И вот, складывая пакеты с письмами в шляпу, он пытался обвести или провести III отделение и самого Бенкендорфа, к которому испытывал в этот момент не просто раздражение — что-то вроде ненависти, чувства, совершенно ему не свойственного...
Может быть, потому, что его вынудили идти на обман?
...На Жуковского донесли тотчас же.
Оставалось только удивляться, как пристально следило вездесущее око III отделения за всем, что касалось и мёртвого Пушкина. Жуковский удивлялся, и вместе с тем непослушные слёзы настоящего горя капали на бумагу большого зеленоватого листа, когда он писал шефу жандармов: «...я услышал от генерала Дубельта, что Ваше сиятельство получили известие о похищении трёх пакетов от лица доверенного. Я тотчас догадался, в чём дело. Это доверенное лицо могло подсмотреть за мною только в гостиной, а не в передней, в которую вела запечатанная дверь из кабинета Пушкина, где стоял гроб его и где мне трудно было действовать без свидетелей. В гостиной же точно в шляпе моей можно было подметить не три пакета, а пять; жаль, что неизвестный мой обвинитель вместо того, чтобы с такою жадностью признать меня похитителем, не спросил у меня просто, что у меня в шляпе? Эти пять пакетов были просто оригинальные письма Пушкина, писанные им его жене, которые она сама вызвалась дать мне почитать; я их привёл в порядок, сшил в тетради и возвратил ей...»
Возможно, всё так и было, как писано в письме. Хотя всё-таки странно предположить, что Наталья Николаевна в том положении, в каком она находилась (почти невменяемом, как говорили очевидцы), могла вспомнить о письмах и передала их Жуковскому. К чему? Чтоб он их сшил в тетради? Сразу же подумала об этом ещё при гробе мужа своего? Всё-таки кажется: Жуковский взял грех на душу, оберегая тайны семейственные.
Только что искажённое последними муками, мёртвое лицо Пушкина приобрело несвойственное ему выражение умиротворённости, того покоя, какой говорит не только об окончании всех расчётов, но и об удовлетворении. А теперь хотелось сказать: «Рано, друг, рано, кто бы мог подумать, они всё ещё не оставили тебя своим вниманием...»

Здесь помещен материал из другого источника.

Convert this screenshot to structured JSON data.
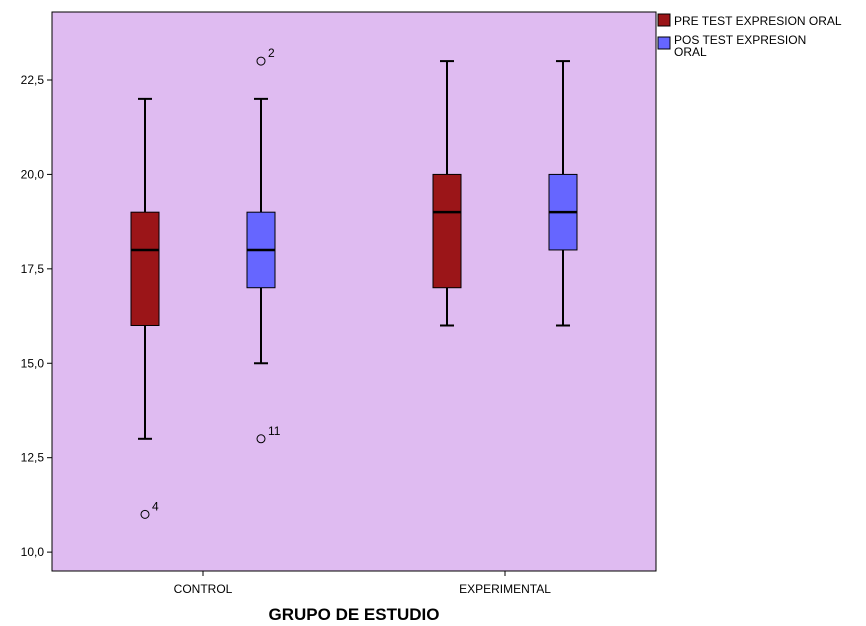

«МЕЖ ГОРЕСТЕЙ, ЗАБОТ И ТРЕВОЛНЕНИЙ»
то последняя глава о жизни Пушкина. Уже сёстры Гончаровы живут вместе с Пушкиным, уже они вошли в петербургский круг, Екатерина — фрейлина, у обеих есть кавалеры для танцев и для прогулок верхом. Они заметны. Но, увы, не по личным достоинствам, а потому, что сёстры жены Пушкина.
Мы, разумеется, помним портрет Екатерины Гончаровой-Дантес [148]в белом платье, с лорнетом в руке. Портрет являет нам лицо несчастливой и не очень молодой женщины скорее восточного типа. Как согласовать это изображение с самым ранним? Куда за несколько лет девалась большеглазая простушка в буклях, какой мы её видим в юности? Она чуть жеманна, она кудрява, хотя мы знаем теперь: букли по моде — накладные. У неё слезинки нетерпения в светлых глазах: должно же, должно прийти счастье! Отчего так медлит? Рот невыразителен и неулыбчив, но может и засмеяться, да ещё каким детским заразительным смехом: она легче других прощает обиды. Не то что Азинька — нет! Та век будет помнить маменькины выговоры и маменькино желание, чтоб её оставили в покое, то есть не просили устроить судьбу или хотя бы на зиму взять с Полотняного в Москву. Юбка для верховой езды у неё такая же, как у Александры Николаевны — как ни штопай, ни выглаживай, надеть уже нельзя. Но они обе не могут без движения, без риска. Выезжают не к соседям, а так, по дорожкам дедовского парка, потом во весь опор по холмам, через овраги! А земля ещё мягкая, ранняя, у дороги начинает покрываться пухом орешник и отражаться в весенних лужах.